12. The method of claim 11 , wherein the at least one condition of the industrial environment is a signal-to-noise ratio of the sampled data.

13. The method of claim 11 , wherein at least one of the one or more sensors forms a part of the data collector.

14. The method of claim 11 , wherein at least one of the one or more sensors is external to the data collector.

15. The method of claim 11 , wherein the plurality of sensor inputs is configured to sense at least one of an operational mode, a fault mode and a health status of at least one target system.

16. A method for data collection in an industrial environment having self-organization functionality, comprising: analyzing at a data collector a plurality of sensor inputs from one or more sensors; sampling data received from the sensor inputs; and self-organizing at least one of: (i) a storage operation of the data; (ii) a collection operation of sensors that provide the plurality of sensor inputs, and (iii) a selection operation of the plurality of sensor inputs, wherein the selection operation comprises: identifying a target signal to be sensed, receiving a signal relating to at least one condition of the industrial environment, based, at least in part, on the signal, changing at least one of the sensor inputs analyzed and a frequency of the sampling, receiving data indicative of environmental conditions near a target associated with the target signal, transmitting at least a portion of the received sampling data to another data collector according to a predetermined hierarchy of data collection, receiving feedback via a network connection relating to a quality or sufficiency of the transmitted data, analyzing the received feedback, and based, at least in part, on the analysis of the received feedback, executing a dimensionality reduction algorithm on the sensed data.

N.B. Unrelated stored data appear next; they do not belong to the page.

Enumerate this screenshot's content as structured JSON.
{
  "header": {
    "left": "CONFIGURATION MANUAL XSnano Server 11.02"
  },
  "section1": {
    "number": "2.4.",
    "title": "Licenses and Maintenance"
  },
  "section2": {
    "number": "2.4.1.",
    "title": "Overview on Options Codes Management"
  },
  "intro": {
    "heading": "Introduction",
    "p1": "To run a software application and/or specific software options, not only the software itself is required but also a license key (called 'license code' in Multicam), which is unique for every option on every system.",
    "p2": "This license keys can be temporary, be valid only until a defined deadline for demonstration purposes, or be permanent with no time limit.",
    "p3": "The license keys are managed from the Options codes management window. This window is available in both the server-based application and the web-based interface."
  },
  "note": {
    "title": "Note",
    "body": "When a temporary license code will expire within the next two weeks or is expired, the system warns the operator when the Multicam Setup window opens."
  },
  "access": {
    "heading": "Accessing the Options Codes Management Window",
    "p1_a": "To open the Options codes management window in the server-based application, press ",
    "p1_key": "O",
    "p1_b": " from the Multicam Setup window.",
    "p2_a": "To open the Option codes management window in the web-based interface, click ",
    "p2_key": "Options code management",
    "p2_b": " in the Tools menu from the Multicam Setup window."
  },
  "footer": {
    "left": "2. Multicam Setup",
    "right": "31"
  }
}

17. The method of claim 16 , wherein the dimensionality reduction algorithm is one or more of a Decision Tree, a Random Forest, a Principal Component Analysis, a Factor Analysis, a Linear Discriminant Analysis, Identification based on correlation matrix, a Missing Values Ratio, a Low Variance Filter, a Random Projection, a Nonnegative Matrix Factorization, a Stacked Auto-encoder, a Chi-square or Information Gain, a Multidimensional Scaling, a Correspondence Analysis, a Factor Analysis, a Clustering, and a Bayesian Models.

18. The method of claim 16 , wherein the dimensionality reduction algorithm is performed at the data collector.

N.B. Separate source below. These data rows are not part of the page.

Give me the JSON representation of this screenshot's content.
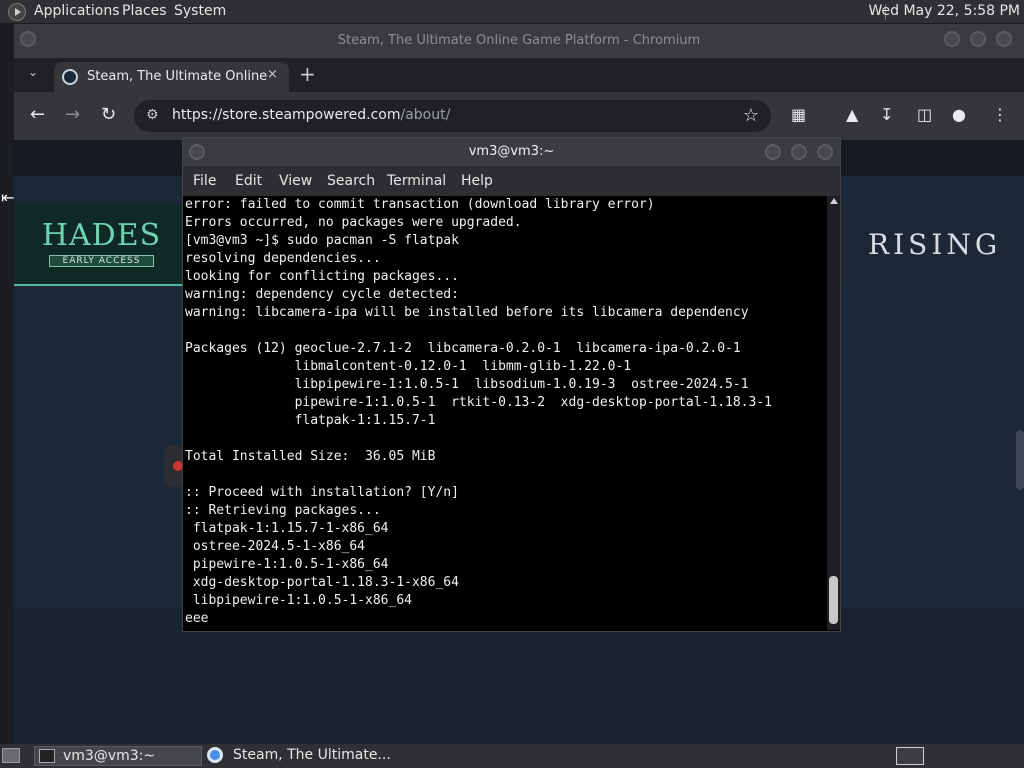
{
  "top_panel": {
    "menus": [
      "Applications",
      "Places",
      "System"
    ],
    "clock": "Wed May 22,  5:58 PM"
  },
  "browser": {
    "window_title": "Steam, The Ultimate Online Game Platform - Chromium",
    "tab": {
      "label": "Steam, The Ultimate Online",
      "close": "×"
    },
    "new_tab": "+",
    "url": {
      "host": "https://store.steampowered.com",
      "path": "/about/"
    },
    "page": {
      "hades_title": "HADES",
      "hades_sub": "EARLY ACCESS",
      "rising": "RISING"
    }
  },
  "terminal": {
    "title": "vm3@vm3:~",
    "menu": [
      "File",
      "Edit",
      "View",
      "Search",
      "Terminal",
      "Help"
    ],
    "lines": [
      "error: failed to commit transaction (download library error)",
      "Errors occurred, no packages were upgraded.",
      "[vm3@vm3 ~]$ sudo pacman -S flatpak",
      "resolving dependencies...",
      "looking for conflicting packages...",
      "warning: dependency cycle detected:",
      "warning: libcamera-ipa will be installed before its libcamera dependency",
      "",
      "Packages (12) geoclue-2.7.1-2  libcamera-0.2.0-1  libcamera-ipa-0.2.0-1",
      "              libmalcontent-0.12.0-1  libmm-glib-1.22.0-1",
      "              libpipewire-1:1.0.5-1  libsodium-1.0.19-3  ostree-2024.5-1",
      "              pipewire-1:1.0.5-1  rtkit-0.13-2  xdg-desktop-portal-1.18.3-1",
      "              flatpak-1:1.15.7-1",
      "",
      "Total Installed Size:  36.05 MiB",
      "",
      ":: Proceed with installation? [Y/n]",
      ":: Retrieving packages...",
      " flatpak-1:1.15.7-1-x86_64",
      " ostree-2024.5-1-x86_64",
      " pipewire-1:1.0.5-1-x86_64",
      " xdg-desktop-portal-1.18.3-1-x86_64",
      " libpipewire-1:1.0.5-1-x86_64",
      "eee"
    ]
  },
  "taskbar": {
    "tasks": [
      "vm3@vm3:~",
      "Steam, The Ultimate..."
    ]
  }
}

19. The method of claim 16 , wherein executing the dimensionality reduction algorithm comprises sending the sensed data to a remote computing device.

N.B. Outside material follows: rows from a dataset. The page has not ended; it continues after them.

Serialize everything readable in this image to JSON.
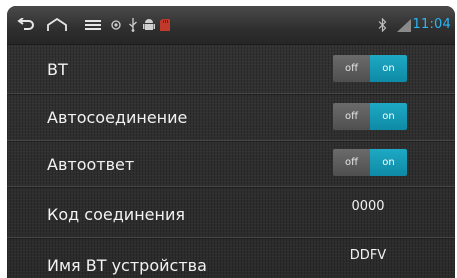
{
  "status_bar": {
    "time": "11:04",
    "icons": [
      "back-icon",
      "home-icon",
      "menu-icon",
      "gps-icon",
      "usb-icon",
      "android-debug-icon",
      "sd-card-icon",
      "bluetooth-icon",
      "signal-icon"
    ],
    "time_color": "#29b6f6"
  },
  "settings": {
    "bt": {
      "label": "BT",
      "off_label": "off",
      "on_label": "on",
      "state": "on"
    },
    "auto_connect": {
      "label": "Автосоединение",
      "off_label": "off",
      "on_label": "on",
      "state": "on"
    },
    "auto_answer": {
      "label": "Автоответ",
      "off_label": "off",
      "on_label": "on",
      "state": "on"
    },
    "pairing_code": {
      "label": "Код соединения",
      "value": "0000"
    },
    "device_name": {
      "label": "Имя BT устройства",
      "value": "DDFV"
    }
  },
  "colors": {
    "toggle_on": "#1ea9c4",
    "toggle_off": "#5c5c5c",
    "background": "#2e2e2e"
  }
}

20. The method of claim 16 , wherein the at least one condition of the industrial environment is a signal-to-noise ratio of the sampled data.

21. The method of claim 16 , wherein at least one of the one or more sensors forms a part of the data collector.

22. The method of claim 16 , wherein at least one of the one or more sensors is external to the data collector.

23. The method of claim 16 , wherein the plurality of sensor inputs is configured to sense at least one of an operational mode, a fault mode and a health status of at least one target system.